Les différentes solutions présentées ici ne sont pas entièrement satisfaisantes et ce sont toutes des solutions curatives (donc sur pieds atteints) qui « réparent » le problème mais ne permettent pas de le prévenir.

Pour limiter le développement des maladies du bois de la vigne, 4 mesures préventives sont proposées aux praticiens :

  • Vérifier la solidité du point de greffe sur les jeunes plants.
  • Ne pas tailler les rameaux trop près du cep.
    En effet, suite à l’apparition de sécateurs pneumatiques ou électriques, la taille a été facilitée et du fait de la capacité accrue à tailler « ras », les écoles de taille ont incité les tailleurs à faire des tailles « propres », qui ont favorisé le développement des maladies du bois.
    Aujourd’hui, on assiste à une prise de conscience qui remet en cause ces tailles et propose de tailler en laissant en place des chicots pour permettre l’existence d’un cône de dessèchement suffisamment important pour empêcher les champignons de s’attaquer au flux de sève.
    Au niveau de la taille, a été remise au goût du jour, une taille pratiquée dans les années 1920 par Poussard dans le vignoble de Cognac, dont le principe est le respect du flux de sève. De plus en plus pratiquée, cette taille améliore la capacité des ceps à moins développer les maladies du bois.
  • Protéger les plaies de taille, pour éviter la contamination par les spores des champignons. Pour l’eutypiose, certains prônent une taille tardive, le plus près possible de la période des pleurs.
  • Sortir du vignoble les pieds arrachés et les brûler rapidement après leur arrachage pour éviter de créer des réservoirs de spores contaminantes.

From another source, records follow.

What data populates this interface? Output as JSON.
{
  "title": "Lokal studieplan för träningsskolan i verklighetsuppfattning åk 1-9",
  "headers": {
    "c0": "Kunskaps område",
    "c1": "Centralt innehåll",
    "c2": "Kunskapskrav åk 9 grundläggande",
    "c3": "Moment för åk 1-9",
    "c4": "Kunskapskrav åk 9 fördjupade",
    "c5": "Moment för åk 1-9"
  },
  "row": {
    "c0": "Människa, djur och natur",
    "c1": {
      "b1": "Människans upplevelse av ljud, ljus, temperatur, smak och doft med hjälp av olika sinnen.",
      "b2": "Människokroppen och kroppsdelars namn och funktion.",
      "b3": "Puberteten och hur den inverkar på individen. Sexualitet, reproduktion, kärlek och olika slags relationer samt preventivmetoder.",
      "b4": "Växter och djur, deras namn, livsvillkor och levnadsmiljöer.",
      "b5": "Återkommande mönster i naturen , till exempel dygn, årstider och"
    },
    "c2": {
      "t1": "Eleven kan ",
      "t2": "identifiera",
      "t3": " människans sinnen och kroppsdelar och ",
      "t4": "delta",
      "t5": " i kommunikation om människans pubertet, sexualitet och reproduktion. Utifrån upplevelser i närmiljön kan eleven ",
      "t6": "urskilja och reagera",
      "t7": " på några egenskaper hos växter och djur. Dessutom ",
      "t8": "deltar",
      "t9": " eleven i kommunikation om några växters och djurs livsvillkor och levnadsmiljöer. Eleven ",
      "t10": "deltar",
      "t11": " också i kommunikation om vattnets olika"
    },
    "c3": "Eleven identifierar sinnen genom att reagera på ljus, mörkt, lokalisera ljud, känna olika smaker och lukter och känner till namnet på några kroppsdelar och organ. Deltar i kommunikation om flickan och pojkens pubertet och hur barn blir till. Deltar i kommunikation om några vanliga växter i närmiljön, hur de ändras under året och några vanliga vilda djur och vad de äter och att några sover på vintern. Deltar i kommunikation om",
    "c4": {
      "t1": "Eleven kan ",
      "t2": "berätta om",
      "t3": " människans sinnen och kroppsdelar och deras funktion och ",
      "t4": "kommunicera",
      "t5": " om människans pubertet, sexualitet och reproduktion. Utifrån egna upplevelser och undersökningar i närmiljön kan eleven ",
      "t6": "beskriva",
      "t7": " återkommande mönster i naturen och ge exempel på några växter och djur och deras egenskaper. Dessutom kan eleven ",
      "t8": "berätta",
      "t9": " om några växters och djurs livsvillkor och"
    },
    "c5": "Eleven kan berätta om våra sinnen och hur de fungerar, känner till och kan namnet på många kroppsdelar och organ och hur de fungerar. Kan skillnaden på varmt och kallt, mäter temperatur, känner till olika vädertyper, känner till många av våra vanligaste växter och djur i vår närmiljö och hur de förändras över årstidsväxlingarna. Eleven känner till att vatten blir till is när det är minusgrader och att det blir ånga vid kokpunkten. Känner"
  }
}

Les rares solutions proposées aux viticulteurs offrent des réponses qui restent aléatoires et insuffisantes. Par ailleurs, le recours à l’épamprage chimique permet également d’éviter des plaies sur le tronc qui constituent des portes d’entrée aux champignons.

Depuis quelques années et suite à l’arrêt de l’arsénite de sodium en 2001, les organismes de recherche se mobilisent et coordonnent leurs travaux, pour tenter d’enrayer le fléau des maladies du bois.

En parallèle, la filière vitivinicole a déclaré le dépérissement du vignoble comme une priorité nationale et un Plan National Dépérissement du Vignoble a été engagé, avec des moyens conséquents alloués à la recherche : 10,5 millions d’euros sur trois ans (2017-2020).

Les perspectives portent à la fois sur la lutte préventive, avec notamment l’arrivée de nouvelles solutions fongicides, mais aussi avec des innovations dans les pratiques de taille, de gestion du vignoble, et en pépinières, de qualité des plants.